A Reinvention Checklist
Four strategies for taking your career dreams from fantasy to fulfillment
1. Recognize your reasons for making a switch You may be tired of your line of work and need something that provides greater stimulation and challenges. Or, you may be looking for social interaction or personal reward. For instance, some older individuals take work at a local retailer in order to meet people and stay connected. Others become substitute teachers so they can give back to the community.
2. Calculate your commitment Do you want to work full-time or part-time? Do you want to job-share or telecommute at least part of the time? Does seasonal or cyclical work strike your fancy? A new line of work may mean starting out at the bottom—can you deal with that? It’s best to know before you advance to Go.
3. Consider a hobby or a passion More than a few successful careers and new businesses have been born out of a love for collectibles, animals, or something seemingly obscure that didn’t have an apparent real-world application. Sewing is Linda Reardon’s passion. She started her own embroidering business at age 56 after getting laid off from a bank, where she had worked in the information technology field for more than 14 years. Today, Letters by Linda has helped the enterprising Birmingham, Alabama, resident reinvent herself and earn a good income.

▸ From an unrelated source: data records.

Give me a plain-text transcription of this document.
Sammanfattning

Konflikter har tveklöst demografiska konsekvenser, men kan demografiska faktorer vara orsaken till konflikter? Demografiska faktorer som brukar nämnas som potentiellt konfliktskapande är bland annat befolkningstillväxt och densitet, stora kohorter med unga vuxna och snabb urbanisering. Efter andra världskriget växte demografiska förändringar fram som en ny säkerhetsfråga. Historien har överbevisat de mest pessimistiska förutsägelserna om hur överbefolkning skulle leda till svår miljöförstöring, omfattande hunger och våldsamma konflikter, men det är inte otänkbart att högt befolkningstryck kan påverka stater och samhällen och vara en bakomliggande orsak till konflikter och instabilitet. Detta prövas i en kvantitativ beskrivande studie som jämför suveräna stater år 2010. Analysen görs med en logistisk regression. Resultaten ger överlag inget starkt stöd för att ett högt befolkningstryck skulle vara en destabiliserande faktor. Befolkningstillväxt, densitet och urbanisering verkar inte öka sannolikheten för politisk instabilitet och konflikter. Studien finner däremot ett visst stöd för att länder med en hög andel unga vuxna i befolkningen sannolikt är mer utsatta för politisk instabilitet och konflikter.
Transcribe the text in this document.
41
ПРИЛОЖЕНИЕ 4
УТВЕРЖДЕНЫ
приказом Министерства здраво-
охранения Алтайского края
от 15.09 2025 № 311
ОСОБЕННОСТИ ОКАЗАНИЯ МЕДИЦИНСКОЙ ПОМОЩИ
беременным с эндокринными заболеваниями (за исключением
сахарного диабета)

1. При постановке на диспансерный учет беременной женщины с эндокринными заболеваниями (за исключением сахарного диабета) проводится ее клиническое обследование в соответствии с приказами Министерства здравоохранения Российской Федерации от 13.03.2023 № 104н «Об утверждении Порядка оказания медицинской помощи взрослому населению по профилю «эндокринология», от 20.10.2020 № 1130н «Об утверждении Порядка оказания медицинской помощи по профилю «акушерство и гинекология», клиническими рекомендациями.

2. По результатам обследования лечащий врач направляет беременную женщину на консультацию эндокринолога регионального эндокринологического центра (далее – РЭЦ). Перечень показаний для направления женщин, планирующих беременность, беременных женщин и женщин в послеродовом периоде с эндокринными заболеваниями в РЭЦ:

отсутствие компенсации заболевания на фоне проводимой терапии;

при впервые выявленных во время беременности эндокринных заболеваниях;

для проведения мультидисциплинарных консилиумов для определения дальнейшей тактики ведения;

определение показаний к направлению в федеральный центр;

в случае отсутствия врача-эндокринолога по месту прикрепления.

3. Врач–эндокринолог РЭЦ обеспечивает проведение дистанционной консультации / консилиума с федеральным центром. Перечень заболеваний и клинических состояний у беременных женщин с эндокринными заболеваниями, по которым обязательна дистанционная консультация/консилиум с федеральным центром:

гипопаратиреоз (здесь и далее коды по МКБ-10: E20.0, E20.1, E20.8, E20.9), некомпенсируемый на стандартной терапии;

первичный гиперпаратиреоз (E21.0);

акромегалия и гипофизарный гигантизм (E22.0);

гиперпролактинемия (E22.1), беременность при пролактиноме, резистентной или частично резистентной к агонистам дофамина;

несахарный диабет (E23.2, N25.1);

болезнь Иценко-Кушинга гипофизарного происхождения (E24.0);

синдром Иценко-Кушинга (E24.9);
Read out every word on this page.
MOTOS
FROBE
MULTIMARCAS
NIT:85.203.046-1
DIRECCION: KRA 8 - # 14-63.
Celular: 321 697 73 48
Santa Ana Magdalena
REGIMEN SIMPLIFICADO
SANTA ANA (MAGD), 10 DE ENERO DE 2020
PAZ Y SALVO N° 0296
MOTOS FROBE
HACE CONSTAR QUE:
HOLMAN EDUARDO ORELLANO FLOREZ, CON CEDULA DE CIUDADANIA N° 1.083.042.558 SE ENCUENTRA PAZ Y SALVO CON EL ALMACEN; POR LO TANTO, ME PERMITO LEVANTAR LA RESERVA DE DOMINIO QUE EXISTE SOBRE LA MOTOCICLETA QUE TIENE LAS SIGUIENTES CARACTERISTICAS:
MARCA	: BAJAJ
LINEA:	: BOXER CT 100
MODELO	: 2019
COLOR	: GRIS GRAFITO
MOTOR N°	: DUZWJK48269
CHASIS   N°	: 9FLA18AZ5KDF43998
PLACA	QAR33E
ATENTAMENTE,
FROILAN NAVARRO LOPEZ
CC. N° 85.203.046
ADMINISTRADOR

4. Acknowledge your limitations You may be great at arranging flowers but wilt when coping with customers. You may talk to the animals but have little patience for walking a pack of rambunctious canines. It’s important to follow your heart, but pay attention to your head: establish that a career will work—by conducting a self-assessment or using career counseling—before you pull the plug on a current job and move forward. It’s also vital to take ownership of your career and life plans. Resist the temptation to conform to others’ expectations. Blaze your own trail. —S.G.